Entra hoje em vigor, em França, a lei que transpõe a mais recente directiva europeia sobre os direitos de autor. Poderia ser apenas mais uma quinta-feira, mas é um momento-chave após o qual nada ficará como dantes. A partir de agora, gigantes tecnológicos como a Google serão legalmente responsabilizados pela compensação financeira dos órgãos de comunicação social cujos conteúdos noticiosos reproduzirem. Começou em França, alastrará pelo continente europeu. E é de elementar justiça. Repare-se: em 2017, em Portugal, a publicidade digital gerou receitas de 134 milhões de euros, dos quais 100 milhões (75% do total) foram directamente para a Google, Facebook e demais gigantes tecnológicos (que não produzem conteúdos), e apenas 34 milhões (25%) ficaram no nosso país – conferir dados aqui, no gráfico 4. Assim, depois de anos a apropriar-se dos conteúdos dos jornais para gerar tráfego nos seus serviços (como o Google News), e assim reduzindo as receitas dos próprios jornais, a Google passará a ter de compensar quem efectivamente é autor desses conteúdos.
Problema: a Google não quer pagar essa compensação e impôs um braço-de-ferro.

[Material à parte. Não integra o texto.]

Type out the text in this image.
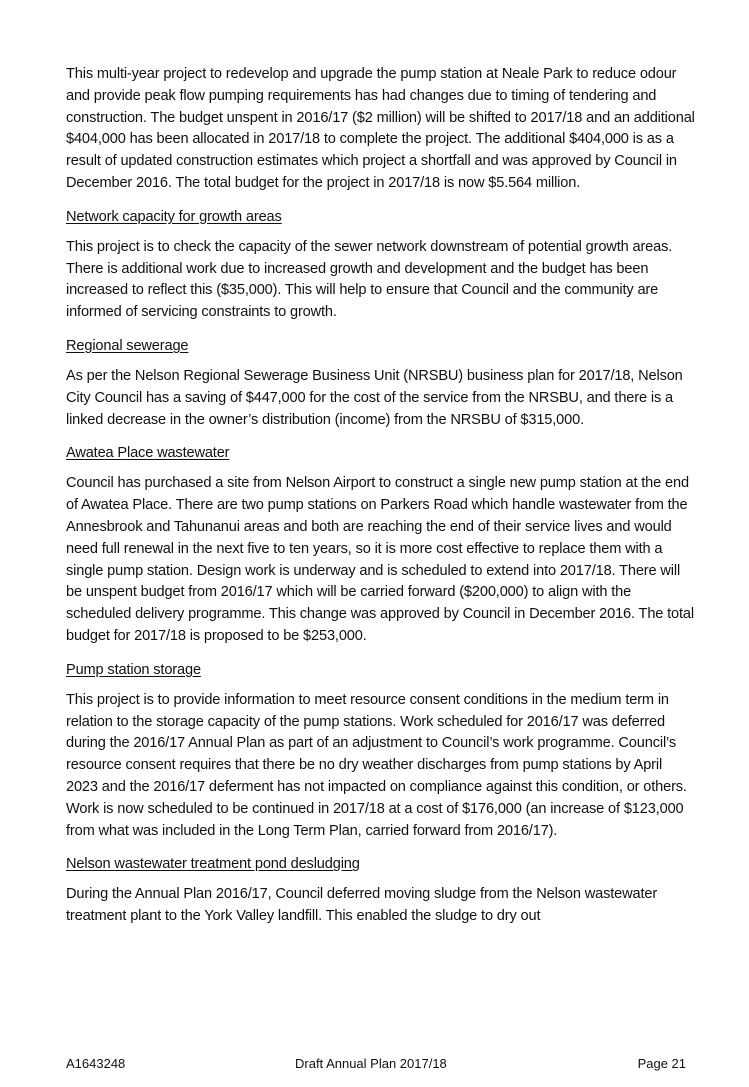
This multi-year project to redevelop and upgrade the pump station at Neale Park to reduce odour and provide peak flow pumping requirements has had changes due to timing of tendering and construction. The budget unspent in 2016/17 ($2 million) will be shifted to 2017/18 and an additional $404,000 has been allocated in 2017/18 to complete the project. The additional $404,000 is as a result of updated construction estimates which project a shortfall and was approved by Council in December 2016. The total budget for the project in 2017/18 is now $5.564 million.

Network capacity for growth areas

This project is to check the capacity of the sewer network downstream of potential growth areas. There is additional work due to increased growth and development and the budget has been increased to reflect this ($35,000). This will help to ensure that Council and the community are informed of servicing constraints to growth.

Regional sewerage

As per the Nelson Regional Sewerage Business Unit (NRSBU) business plan for 2017/18, Nelson City Council has a saving of $447,000 for the cost of the service from the NRSBU, and there is a linked decrease in the owner’s distribution (income) from the NRSBU of $315,000.

Awatea Place wastewater

Council has purchased a site from Nelson Airport to construct a single new pump station at the end of Awatea Place. There are two pump stations on Parkers Road which handle wastewater from the Annesbrook and Tahunanui areas and both are reaching the end of their service lives and would need full renewal in the next five to ten years, so it is more cost effective to replace them with a single pump station. Design work is underway and is scheduled to extend into 2017/18. There will be unspent budget from 2016/17 which will be carried forward ($200,000) to align with the scheduled delivery programme. This change was approved by Council in December 2016. The total budget for 2017/18 is proposed to be $253,000.

Pump station storage

This project is to provide information to meet resource consent conditions in the medium term in relation to the storage capacity of the pump stations. Work scheduled for 2016/17 was deferred during the 2016/17 Annual Plan as part of an adjustment to Council’s work programme. Council’s resource consent requires that there be no dry weather discharges from pump stations by April 2023 and the 2016/17 deferment has not impacted on compliance against this condition, or others. Work is now scheduled to be continued in 2017/18 at a cost of $176,000 (an increase of $123,000 from what was included in the Long Term Plan, carried forward from 2016/17).

Nelson wastewater treatment pond desludging

During the Annual Plan 2016/17, Council deferred moving sludge from the Nelson wastewater treatment plant to the York Valley landfill. This enabled the sludge to dry out

A1643248	Draft Annual Plan 2017/18	Page 21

Ou os jornais (e as autoridades públicas) aceitam que, apesar da nova lei, a Google não pagará por esses conteúdos, e tudo continua como dantes. Ou a Google, para cumprir a nova lei, deixará de difundir esses conteúdos noticiosos nos seus vários serviços, reduzindo imensamente o fluxo de tráfego dos jornais na internet e levando-os à ruína financeira – porque o tráfego oriundo do motor de pesquisa da Google (uma espécie de monopólio) é esmagador e indispensável para a viabilidade dos jornais online. Algo semelhante foi, há uns anos, aplicado em Espanha e a experiência está a gerar uma forte apreensão entre os editores. A imprensa francesa e jornalistas de toda a Europa estão em estado de alarme: recomeça hoje uma batalha crucial pela sua sobrevivência.

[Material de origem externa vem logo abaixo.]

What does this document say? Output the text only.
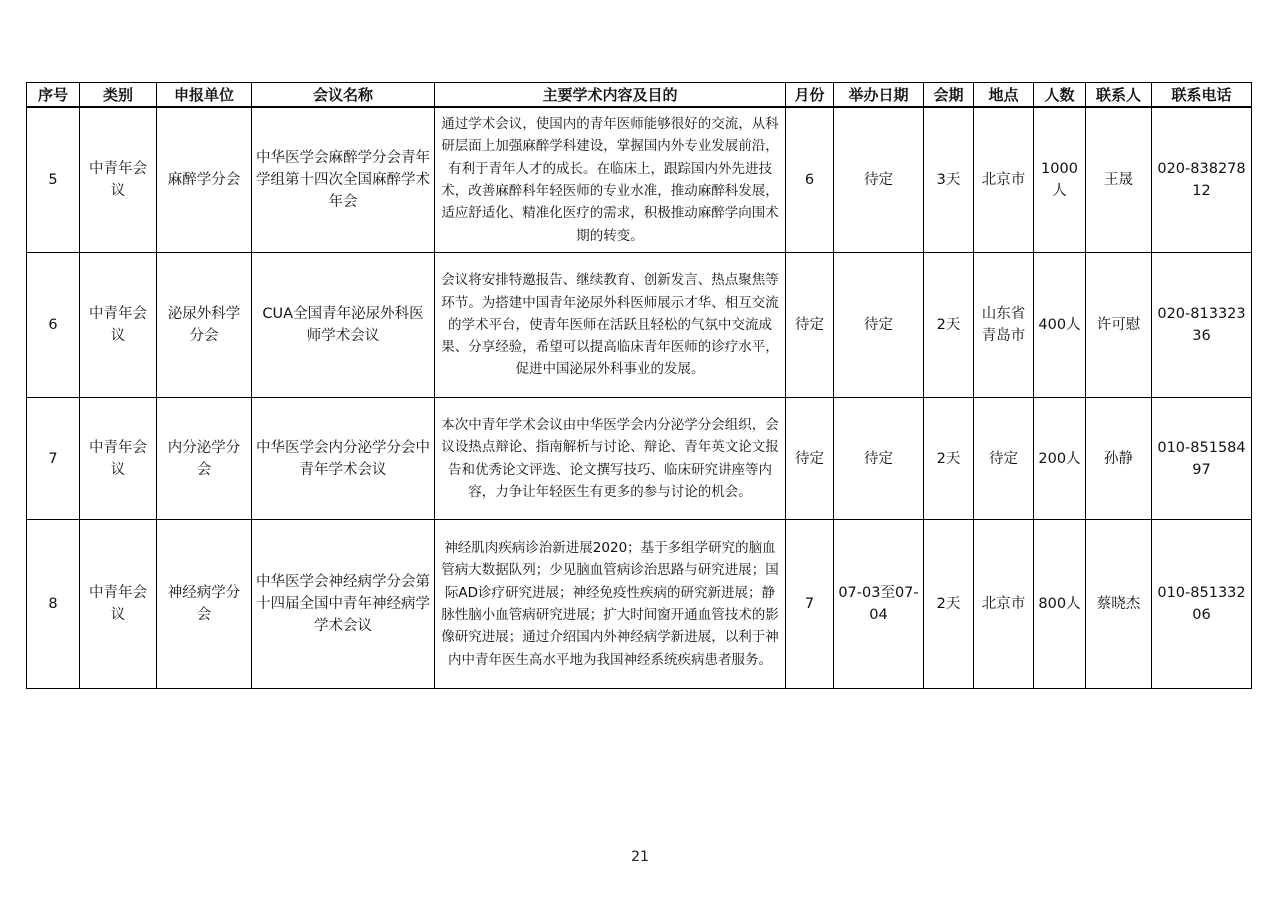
序号	类别	申报单位	会议名称	主要学术内容及目的	月份	举办日期	会期	地点	人数	联系人	联系电话
5	中青年会议	麻醉学分会	中华医学会麻醉学分会青年学组第十四次全国麻醉学术年会	通过学术会议，使国内的青年医师能够很好的交流，从科研层面上加强麻醉学科建设，掌握国内外专业发展前沿，有利于青年人才的成长。在临床上，跟踪国内外先进技术，改善麻醉科年轻医师的专业水准，推动麻醉科发展，适应舒适化、精准化医疗的需求，积极推动麻醉学向围术期的转变。	6	待定	3天	北京市	1000人	王晟	020-83827812
6	中青年会议	泌尿外科学分会	CUA全国青年泌尿外科医师学术会议	会议将安排特邀报告、继续教育、创新发言、热点聚焦等环节。为搭建中国青年泌尿外科医师展示才华、相互交流的学术平台，使青年医师在活跃且轻松的气氛中交流成果、分享经验，希望可以提高临床青年医师的诊疗水平，促进中国泌尿外科事业的发展。	待定	待定	2天	山东省青岛市	400人	许可慰	020-81332336
7	中青年会议	内分泌学分会	中华医学会内分泌学分会中青年学术会议	本次中青年学术会议由中华医学会内分泌学分会组织，会议设热点辩论、指南解析与讨论、辩论、青年英文论文报告和优秀论文评选、论文撰写技巧、临床研究讲座等内容，力争让年轻医生有更多的参与讨论的机会。	待定	待定	2天	待定	200人	孙静	010-85158497
8	中青年会议	神经病学分会	中华医学会神经病学分会第十四届全国中青年神经病学学术会议	神经肌肉疾病诊治新进展2020；基于多组学研究的脑血管病大数据队列；少见脑血管病诊治思路与研究进展；国际AD诊疗研究进展；神经免疫性疾病的研究新进展；静脉性脑小血管病研究进展；扩大时间窗开通血管技术的影像研究进展；通过介绍国内外神经病学新进展，以利于神内中青年医生高水平地为我国神经系统疾病患者服务。	7	07-03至07-04	2天	北京市	800人	蔡晓杰	010-85133206
21
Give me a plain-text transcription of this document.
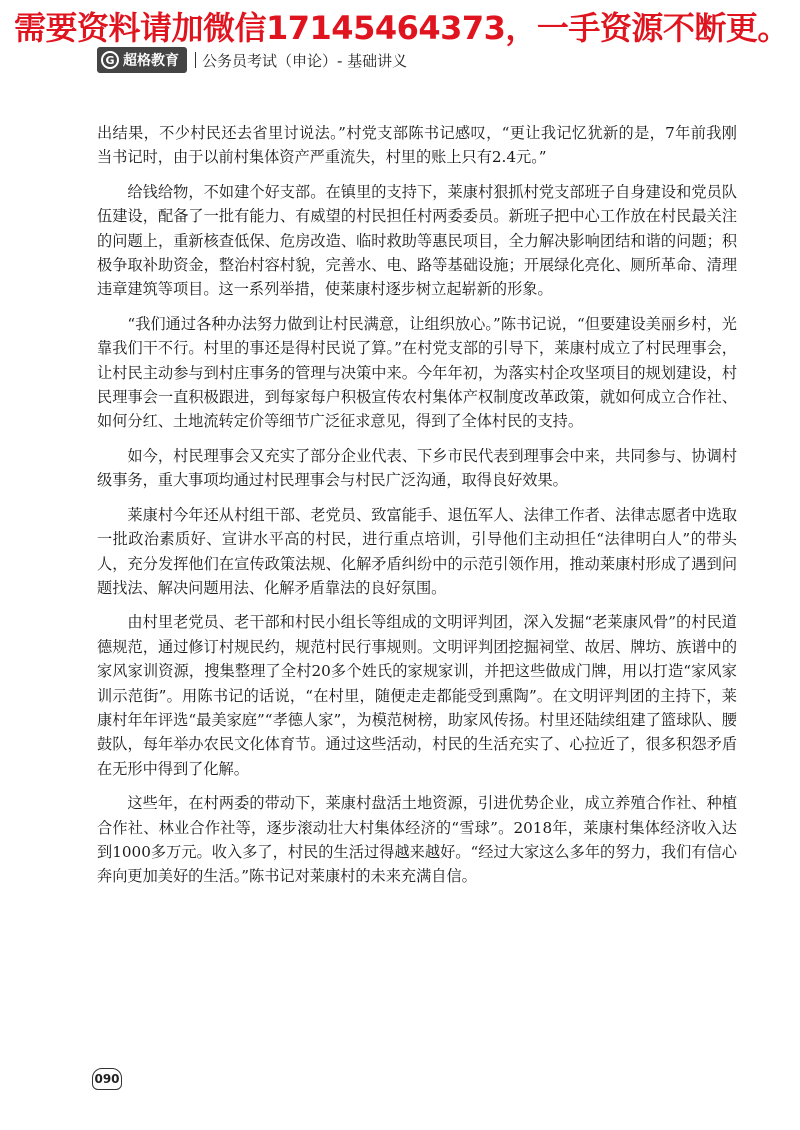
需要资料请加微信17145464373，一手资源不断更。
G 超格教育 公务员考试（申论）- 基础讲义

出结果，不少村民还去省里讨说法。”村党支部陈书记感叹，“更让我记忆犹新的是，7年前我刚当书记时，由于以前村集体资产严重流失，村里的账上只有2.4元。”

给钱给物，不如建个好支部。在镇里的支持下，莱康村狠抓村党支部班子自身建设和党员队伍建设，配备了一批有能力、有威望的村民担任村两委委员。新班子把中心工作放在村民最关注的问题上，重新核查低保、危房改造、临时救助等惠民项目，全力解决影响团结和谐的问题；积极争取补助资金，整治村容村貌，完善水、电、路等基础设施；开展绿化亮化、厕所革命、清理违章建筑等项目。这一系列举措，使莱康村逐步树立起崭新的形象。

“我们通过各种办法努力做到让村民满意，让组织放心。”陈书记说，“但要建设美丽乡村，光靠我们干不行。村里的事还是得村民说了算。”在村党支部的引导下，莱康村成立了村民理事会，让村民主动参与到村庄事务的管理与决策中来。今年年初，为落实村企攻坚项目的规划建设，村民理事会一直积极跟进，到每家每户积极宣传农村集体产权制度改革政策，就如何成立合作社、如何分红、土地流转定价等细节广泛征求意见，得到了全体村民的支持。

如今，村民理事会又充实了部分企业代表、下乡市民代表到理事会中来，共同参与、协调村级事务，重大事项均通过村民理事会与村民广泛沟通，取得良好效果。

莱康村今年还从村组干部、老党员、致富能手、退伍军人、法律工作者、法律志愿者中选取一批政治素质好、宣讲水平高的村民，进行重点培训，引导他们主动担任“法律明白人”的带头人，充分发挥他们在宣传政策法规、化解矛盾纠纷中的示范引领作用，推动莱康村形成了遇到问题找法、解决问题用法、化解矛盾靠法的良好氛围。

由村里老党员、老干部和村民小组长等组成的文明评判团，深入发掘“老莱康风骨”的村民道德规范，通过修订村规民约，规范村民行事规则。文明评判团挖掘祠堂、故居、牌坊、族谱中的家风家训资源，搜集整理了全村20多个姓氏的家规家训，并把这些做成门牌，用以打造“家风家训示范街”。用陈书记的话说，“在村里，随便走走都能受到熏陶”。在文明评判团的主持下，莱康村年年评选“最美家庭”“孝德人家”，为模范树榜，助家风传扬。村里还陆续组建了篮球队、腰鼓队，每年举办农民文化体育节。通过这些活动，村民的生活充实了、心拉近了，很多积怨矛盾在无形中得到了化解。

这些年，在村两委的带动下，莱康村盘活土地资源，引进优势企业，成立养殖合作社、种植合作社、林业合作社等，逐步滚动壮大村集体经济的“雪球”。2018年，莱康村集体经济收入达到1000多万元。收入多了，村民的生活过得越来越好。“经过大家这么多年的努力，我们有信心奔向更加美好的生活。”陈书记对莱康村的未来充满自信。

090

Recorde-se que a entrada em vigor desta lei, em França, resulta de um participado debate e longo processo democrático. A directiva europeia em causa foi adoptada a 26 de Março, após um escrutínio apertado e uma atenção mediática anormalmente intensa. A sua transposição para a legislação de cada Estado-membro está a cumprir os trâmites processuais normais e, em França, a lei que daí já resultou foi aprovada por unanimidade – da esquerda à direita. Outros países europeus farão um percurso similar, entre os quais Portugal. Ora, a Google ambiciona, legitimamente, estancar a situação em França antes que esta se alastre internacionalmente e se torne incontrolável e prejudicial aos seus interesses. Mas, importa que se diga, o ponto de partida é ilegítimo: os interesses da Google assentam numa posição que é imoral (apropriação de propriedade intelectual para gerar receitas próprias) e, agora, contrária ao espírito da lei.
O culminar desta batalha definirá o futuro da imprensa e terá implicações para a qualidade das nossas democracias europeias. Assinalá-lo é dizer o óbvio. Cada vez mais, nestes anos em que a desinformação circula e contamina o espaço público, se tornou essencial a existência de fontes fidedignas de informação e de investigação jornalística no escrutínio do poder político. Mais ainda em Portugal, onde vários jornais e grupos de comunicação social acumulam prejuízos elevados e dívidas incomportáveis. E onde, por desespero ou vassalagem, não falta quem proponha subsídios estatais ou outras propostas igualmente danosas para a independência jornalística. Afinal, uma solução simples poderá estar no horizonte: deixar que os leitores decidam livremente o que querem consumir e ressarcir quem tiver produzido esses conteúdos pelo seu trabalho – suspendendo a actual apropriação da Google dessas receitas. Dir-me-ão que não resolverá todos os males, o que será verdade. Mas será um bom início de conversa: dificilmente se conceberá um mecanismo mais justo do que este.
O culminar desta batalha definirá também, daqui para a frente, o relacionamento das democracias liberais europeias com os monopólios iliberais de empresas-Estado como a Google, cujo poder financeiro e influência global elevaram a donos-disto-tudo – acima do escrutínio democrático, acima da lei e acima dos limites éticos. Repito: monopólios iliberais de empresas-Estado como a Google. Tornou-se urgente resgatar para o debate público uma distinção fundamental: distinguir as posições pro-market (próprias das democracias liberais) das posições pro-business — ou seja, neste caso, dizer “sim” ao mercado livre e concorrencial, e dizer “não” aos monopólios (mesmo que privados) com poderes equiparáveis a Estados e com interesses conflituantes com o bem comum. Se as “Googles” quiserem ser inimigas da liberdade, então enfrentá-las será um dos grandes combates do nosso tempo.